Светлый фон

Однажды утром ко мне пришел хирург, его лицо было мрачным. Он сообщил, что мое дело тщательно пересмотрено в свете ужесточения политики по отношению к рецидивизму среди вышедших на волю политических заключенных. Ему очень жаль, что мое заключение продлилось так долго. Он сам восхищался современной сложностью моих работ, смелым отказом от общепринятого — утверждению Африки над белым северо-западом, и ему было трудно меня мучить. Ему кажется, что здесь, в тюрьме, я очистился от внутренней скверны, скорее всего, от внутренних противоречий между моим искусством и моими же замшелыми политическими взглядами.

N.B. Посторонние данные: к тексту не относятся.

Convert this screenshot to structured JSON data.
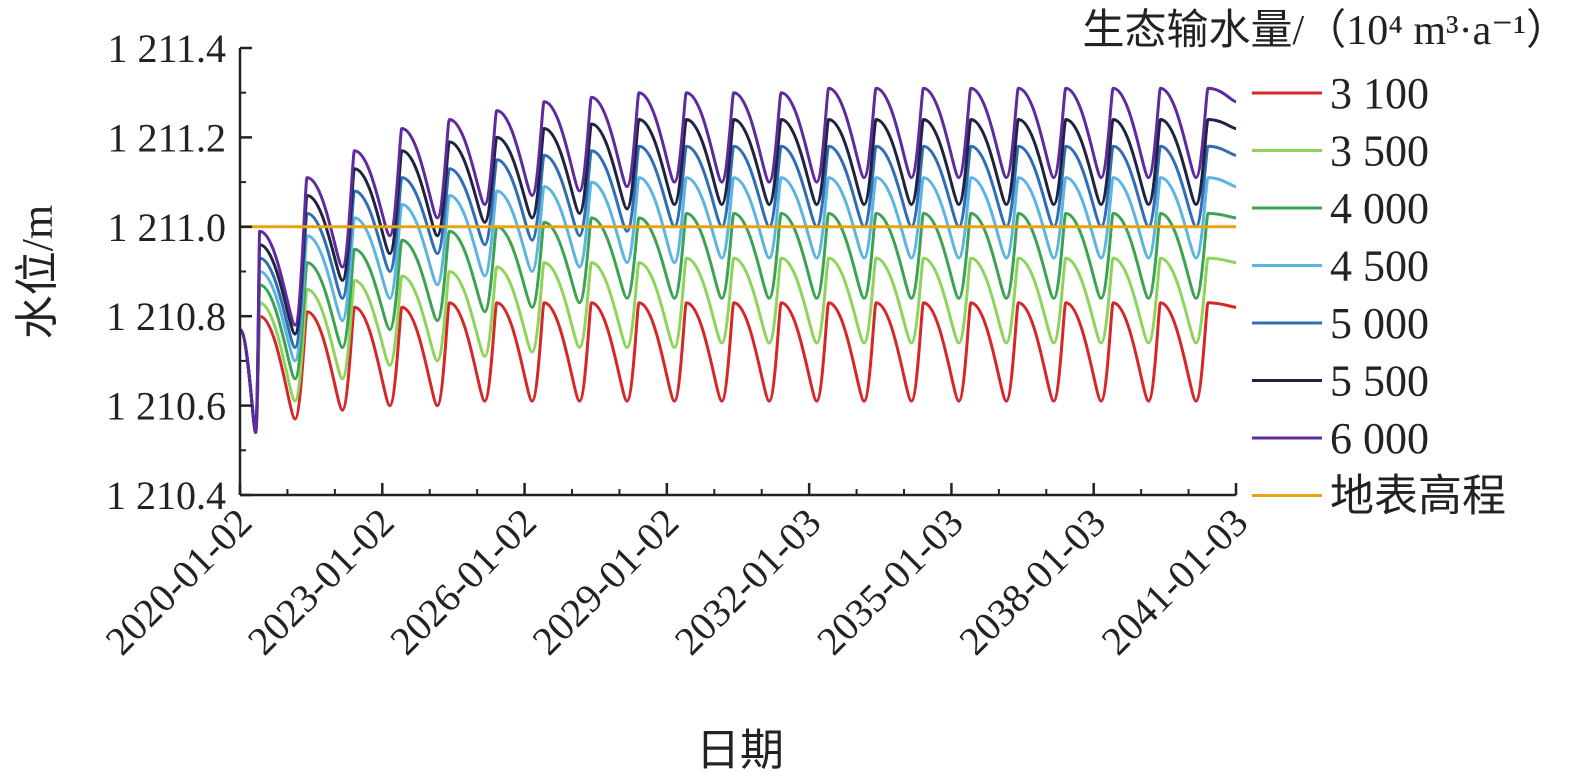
{
  "chart_data": {
    "type": "line",
    "xlabel": "日期",
    "ylabel": "水位/m",
    "legend_title": "生态输水量/（10⁴ m³·a⁻¹）",
    "legend_position": "right",
    "grid": false,
    "ylim": [
      1210.4,
      1211.4
    ],
    "yticks": [
      1210.4,
      1210.6,
      1210.8,
      1211.0,
      1211.2,
      1211.4
    ],
    "ytick_labels": [
      "1 210.4",
      "1 210.6",
      "1 210.8",
      "1 211.0",
      "1 211.2",
      "1 211.4"
    ],
    "xlim": [
      "2020-01-02",
      "2041-01-03"
    ],
    "xticks": [
      "2020-01-02",
      "2023-01-02",
      "2026-01-02",
      "2029-01-02",
      "2032-01-03",
      "2035-01-03",
      "2038-01-03",
      "2041-01-03"
    ],
    "x": [
      "2020-01-02",
      "2020-05-01",
      "2020-06-01",
      "2021-03-01",
      "2021-06-01",
      "2022-03-01",
      "2022-06-01",
      "2023-03-01",
      "2023-06-01",
      "2024-03-01",
      "2024-06-01",
      "2025-03-01",
      "2025-06-01",
      "2026-03-01",
      "2026-06-01",
      "2027-03-01",
      "2027-06-01",
      "2028-03-01",
      "2028-06-01",
      "2029-03-01",
      "2029-06-01",
      "2030-03-01",
      "2030-06-01",
      "2031-03-01",
      "2031-06-01",
      "2032-03-01",
      "2032-06-01",
      "2033-03-01",
      "2033-06-01",
      "2034-03-01",
      "2034-06-01",
      "2035-03-01",
      "2035-06-01",
      "2036-03-01",
      "2036-06-01",
      "2037-03-01",
      "2037-06-01",
      "2038-03-01",
      "2038-06-01",
      "2039-03-01",
      "2039-06-01",
      "2040-03-01",
      "2040-06-01",
      "2041-01-03"
    ],
    "series": [
      {
        "name": "3 100",
        "color": "#d62728",
        "values": [
          1210.77,
          1210.54,
          1210.8,
          1210.57,
          1210.81,
          1210.59,
          1210.82,
          1210.6,
          1210.82,
          1210.6,
          1210.83,
          1210.61,
          1210.83,
          1210.61,
          1210.83,
          1210.61,
          1210.83,
          1210.61,
          1210.83,
          1210.61,
          1210.83,
          1210.61,
          1210.83,
          1210.61,
          1210.83,
          1210.61,
          1210.83,
          1210.61,
          1210.83,
          1210.61,
          1210.83,
          1210.61,
          1210.83,
          1210.61,
          1210.83,
          1210.61,
          1210.83,
          1210.61,
          1210.83,
          1210.61,
          1210.83,
          1210.61,
          1210.83,
          1210.82
        ]
      },
      {
        "name": "3 500",
        "color": "#8fd45a",
        "values": [
          1210.77,
          1210.54,
          1210.83,
          1210.61,
          1210.86,
          1210.66,
          1210.88,
          1210.69,
          1210.89,
          1210.7,
          1210.9,
          1210.71,
          1210.91,
          1210.72,
          1210.92,
          1210.73,
          1210.92,
          1210.73,
          1210.92,
          1210.73,
          1210.93,
          1210.74,
          1210.93,
          1210.74,
          1210.93,
          1210.74,
          1210.93,
          1210.74,
          1210.93,
          1210.74,
          1210.93,
          1210.74,
          1210.93,
          1210.74,
          1210.93,
          1210.74,
          1210.93,
          1210.74,
          1210.93,
          1210.74,
          1210.93,
          1210.74,
          1210.93,
          1210.92
        ]
      },
      {
        "name": "4 000",
        "color": "#3ca352",
        "values": [
          1210.77,
          1210.54,
          1210.87,
          1210.66,
          1210.92,
          1210.73,
          1210.95,
          1210.77,
          1210.97,
          1210.79,
          1210.99,
          1210.81,
          1211.0,
          1210.82,
          1211.01,
          1210.83,
          1211.02,
          1210.84,
          1211.02,
          1210.84,
          1211.03,
          1210.84,
          1211.03,
          1210.84,
          1211.03,
          1210.84,
          1211.03,
          1210.84,
          1211.03,
          1210.84,
          1211.03,
          1210.84,
          1211.03,
          1210.84,
          1211.03,
          1210.84,
          1211.03,
          1210.84,
          1211.03,
          1210.84,
          1211.03,
          1210.84,
          1211.03,
          1211.02
        ]
      },
      {
        "name": "4 500",
        "color": "#5bb5e0",
        "values": [
          1210.77,
          1210.54,
          1210.9,
          1210.7,
          1210.98,
          1210.79,
          1211.02,
          1210.84,
          1211.05,
          1210.87,
          1211.07,
          1210.89,
          1211.08,
          1210.9,
          1211.09,
          1210.91,
          1211.1,
          1210.92,
          1211.11,
          1210.92,
          1211.11,
          1210.93,
          1211.11,
          1210.93,
          1211.11,
          1210.93,
          1211.11,
          1210.93,
          1211.11,
          1210.93,
          1211.11,
          1210.93,
          1211.11,
          1210.93,
          1211.11,
          1210.93,
          1211.11,
          1210.93,
          1211.11,
          1210.93,
          1211.11,
          1210.93,
          1211.11,
          1211.09
        ]
      },
      {
        "name": "5 000",
        "color": "#2f6db5",
        "values": [
          1210.77,
          1210.54,
          1210.93,
          1210.73,
          1211.03,
          1210.84,
          1211.08,
          1210.9,
          1211.11,
          1210.94,
          1211.13,
          1210.96,
          1211.15,
          1210.97,
          1211.16,
          1210.98,
          1211.17,
          1210.99,
          1211.18,
          1211.0,
          1211.18,
          1211.0,
          1211.18,
          1211.0,
          1211.18,
          1211.0,
          1211.18,
          1211.0,
          1211.18,
          1211.0,
          1211.18,
          1211.0,
          1211.18,
          1211.0,
          1211.18,
          1211.0,
          1211.18,
          1211.0,
          1211.18,
          1211.0,
          1211.18,
          1211.0,
          1211.18,
          1211.16
        ]
      },
      {
        "name": "5 500",
        "color": "#1d2340",
        "values": [
          1210.77,
          1210.54,
          1210.96,
          1210.76,
          1211.07,
          1210.88,
          1211.13,
          1210.94,
          1211.17,
          1210.98,
          1211.19,
          1211.01,
          1211.2,
          1211.02,
          1211.22,
          1211.03,
          1211.23,
          1211.04,
          1211.24,
          1211.05,
          1211.24,
          1211.05,
          1211.24,
          1211.05,
          1211.24,
          1211.05,
          1211.24,
          1211.05,
          1211.24,
          1211.05,
          1211.24,
          1211.05,
          1211.24,
          1211.05,
          1211.24,
          1211.05,
          1211.24,
          1211.05,
          1211.24,
          1211.05,
          1211.24,
          1211.05,
          1211.24,
          1211.22
        ]
      },
      {
        "name": "6 000",
        "color": "#5e2a9e",
        "values": [
          1210.77,
          1210.54,
          1210.99,
          1210.78,
          1211.11,
          1210.91,
          1211.17,
          1210.98,
          1211.22,
          1211.02,
          1211.24,
          1211.05,
          1211.26,
          1211.07,
          1211.28,
          1211.08,
          1211.29,
          1211.09,
          1211.3,
          1211.1,
          1211.3,
          1211.1,
          1211.3,
          1211.1,
          1211.3,
          1211.1,
          1211.31,
          1211.11,
          1211.31,
          1211.11,
          1211.31,
          1211.11,
          1211.31,
          1211.11,
          1211.31,
          1211.11,
          1211.31,
          1211.11,
          1211.31,
          1211.11,
          1211.31,
          1211.11,
          1211.31,
          1211.28
        ]
      }
    ],
    "reference_line": {
      "name": "地表高程",
      "color": "#e8a317",
      "value": 1211.0
    }
  }
}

И если бы меня сейчас выпустили, я бы стал образцовым гражданином и решительным сыном прогресса. Мой дар, по его словам, заключался в том, чтобы представлять видимыми скрытые истины, которые я безошибочно видел внутренним, художественным взором, — такое великое дарование нелегко отбросить. Тем не менее революция не знает полутонов, и этого его убеждения самого по себе недостаточно, чтобы меня освободить. Он глубоко сожалеет, что управляющий совет тюрьмы постановил меня ликвидировать. Итак, мне предстояло умереть в Алем-Бекани по распоряжению правительства, которое ничего обо мне не знало, в наказание за преступное рисование портрета. Казнь назначили на конец месяца, поскольку это была ближайшая подходящая дата.

Он ушел, чтобы я смог взять себя в руки, но я слегка обезумел. Это было невыносимо — невообразимо — услышать, что я расстанусь с жизнью лишь потому, что система руководствуется незамысловатой таксономией. Осознание того, что я умру, захватило меня целиком. День за днем я играл в смерть, чтобы приготовиться, словно в бесконечном повторении смог бы каким-то образом переметнуться на другую сторону, стать не трупом, а самой смертью, и так пережить самого себя. Я лежал на койке и воображал, что мой час пришел, я уже в предсмертной агонии на пыточном столе или кашляю, потому что сломанные ребра пробили мне легкие. Я умирал от голода или жажды, меня расстреливали, и я чувствовал, как горячие пули разрывают мое сердце. Я умирал, плакал и умирал снова, и снова, и снова, пока жизнь не стала невыносимой мукой, и я пожелал, чтобы день казни пришел поскорее. Наконец однажды утром что-то во мне сломалось и уже не могло срастись, а иллюзия, будто мое соучастие способно переменить факт смерти, улетучилась. Тогда, за две недели до срока, я понял, что должен спастись, бежать любой ценой, а поскольку обычными средствами выбраться из Алем-Бекани невозможно (точнее, уйти оттуда можно лишь с помощью взятки или личной услуги, а у меня не было возможности ни дать взятку, ни попросить об услуге), мне придется выбрать нехоженую тропу. С лихорадочной уверенностью я решил, что должен пройти сквозь стены, а для этого нужно сделать стены своими, присвоить их. Нужно покрыть их рисунками, собой самим, завершить картину, которая долго зрела во мне и рвалась наружу. Так я получу власть над материей и временем, получу свободу. Я собрал огрызки карандашей и принялся за работу, а когда пришли тюремщики, почти равнодушно протянул им руку, чтобы они могли сделать свое дело, но оказалось, что комитет смягчил наказание, и вместо тисков они принесли кисти и тюбики с краской, взятые в моей же мастерской.